Obviously, then, when one of the metals loses value it can simply be exchanged for the one that hasn't lost value, at the fixed rate...If the two metals' actual market value isn't unchanging, if, say, silver value drops internationally, someone can convert their silver to gold at the fixed rate, creating a gold shortage because gold is, in real world terms, being "purchased" extremely cheaply.

The rule, "Price fixing leads to shortages," sums this up.

When you fix the price of something too low, it is chronically underproduced and overconsumed, and there can never be enough.... When you fix the price too high, it is underconsumed, and, very soon thereafter, underproduced, since market demand *seems* to have dropped off.

So bi-metalism has nothing to do with the proposed gold standard, I'd say.
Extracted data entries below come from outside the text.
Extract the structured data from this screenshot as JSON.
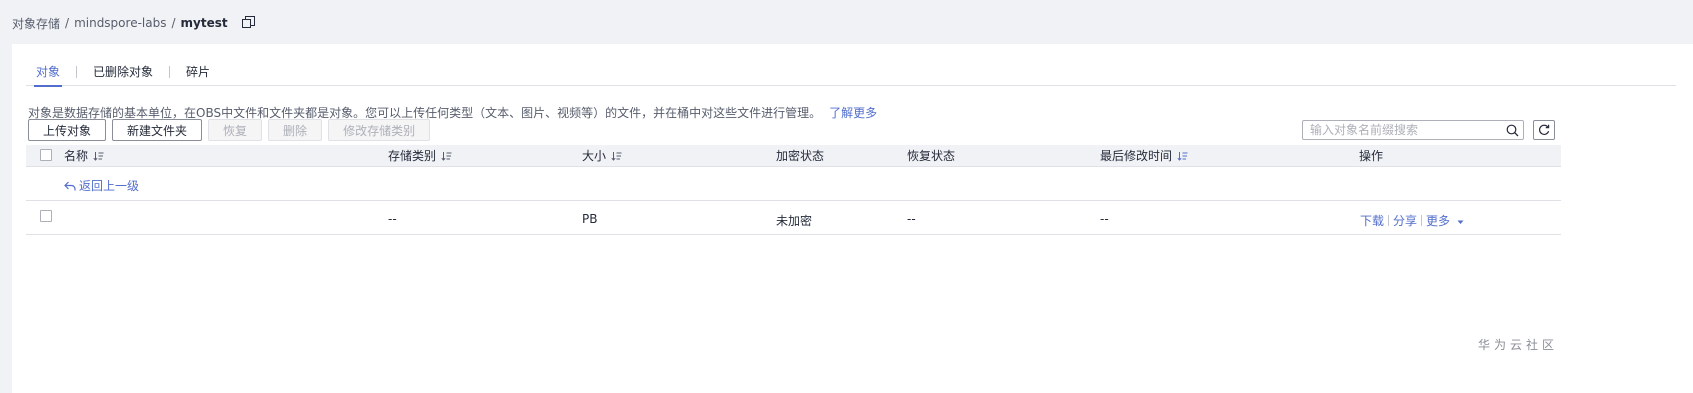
{
  "breadcrumb": {
    "root": "对象存储",
    "bucket": "mindspore-labs",
    "current": "mytest",
    "separator": "/"
  },
  "tabs": [
    {
      "label": "对象",
      "active": true
    },
    {
      "label": "已删除对象",
      "active": false
    },
    {
      "label": "碎片",
      "active": false
    }
  ],
  "description": {
    "text": "对象是数据存储的基本单位，在OBS中文件和文件夹都是对象。您可以上传任何类型（文本、图片、视频等）的文件，并在桶中对这些文件进行管理。",
    "link": "了解更多"
  },
  "toolbar": {
    "upload": "上传对象",
    "new_folder": "新建文件夹",
    "restore": "恢复",
    "delete": "删除",
    "change_class": "修改存储类别"
  },
  "search": {
    "placeholder": "输入对象名前缀搜索",
    "value": ""
  },
  "table": {
    "headers": {
      "name": "名称",
      "storage_class": "存储类别",
      "size": "大小",
      "encryption": "加密状态",
      "restore": "恢复状态",
      "modified": "最后修改时间",
      "actions": "操作"
    },
    "back": "返回上一级",
    "rows": [
      {
        "name": "",
        "storage_class": "--",
        "size": "PB",
        "encryption": "未加密",
        "restore": "--",
        "modified": "--",
        "actions": {
          "download": "下载",
          "share": "分享",
          "more": "更多"
        }
      }
    ]
  },
  "watermark": "华为云社区",
  "colors": {
    "accent": "#526ecc",
    "text": "#252b3a",
    "muted": "#575d6c",
    "background": "#f0f2f5"
  }
}
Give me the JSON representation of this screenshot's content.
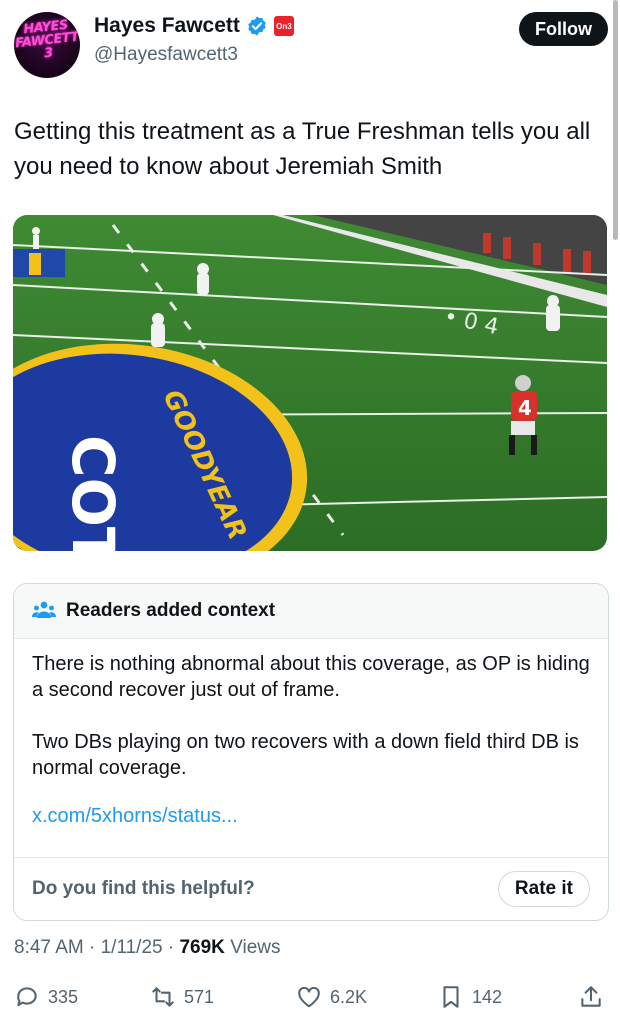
{
  "author": {
    "avatar_text": "HAYES FAWCETT 3",
    "display_name": "Hayes Fawcett",
    "handle": "@Hayesfawcett3",
    "org_badge": "On3"
  },
  "follow_label": "Follow",
  "tweet_text": "Getting this treatment as a True Freshman tells you all you need to know about Jeremiah Smith",
  "media": {
    "field_logo_text": "COTTON BOWL",
    "sponsor_text": "GOODYEAR",
    "jersey_number": "4"
  },
  "community_note": {
    "title": "Readers added context",
    "paragraphs": [
      "There is nothing abnormal about this coverage, as OP is hiding a second recover just out of frame.",
      "Two DBs playing on two recovers with a down field third DB is normal coverage."
    ],
    "link": "x.com/5xhorns/status...",
    "question": "Do you find this helpful?",
    "rate_label": "Rate it"
  },
  "meta": {
    "time": "8:47 AM",
    "date": "1/11/25",
    "views_count": "769K",
    "views_label": "Views"
  },
  "actions": {
    "replies": "335",
    "reposts": "571",
    "likes": "6.2K",
    "bookmarks": "142"
  },
  "colors": {
    "accent": "#1d9bf0",
    "verified": "#1d9bf0",
    "field_green": "#2f7a2a",
    "follow_bg": "#0f1419"
  }
}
The gold standard is an alternative to fiat currency. It just proposes that the currency be a representation of ONE commodity, but doesn't try to dictate how that commodity is priced in the market. The currency isn't a separate commodity exchanged with gold at any fixed rate, it's just a check for X amount of gold. If gold value drops off to nothing, same would happen to the currency.....Gold is, under this scheme, the actual currency.

With b-metalism, the price of gold and silver are FIXED, by government, in relation to each other, so as soon as there's an imbalance in their market value, one will be used to buy out the other at the fixed price, and you get shortages.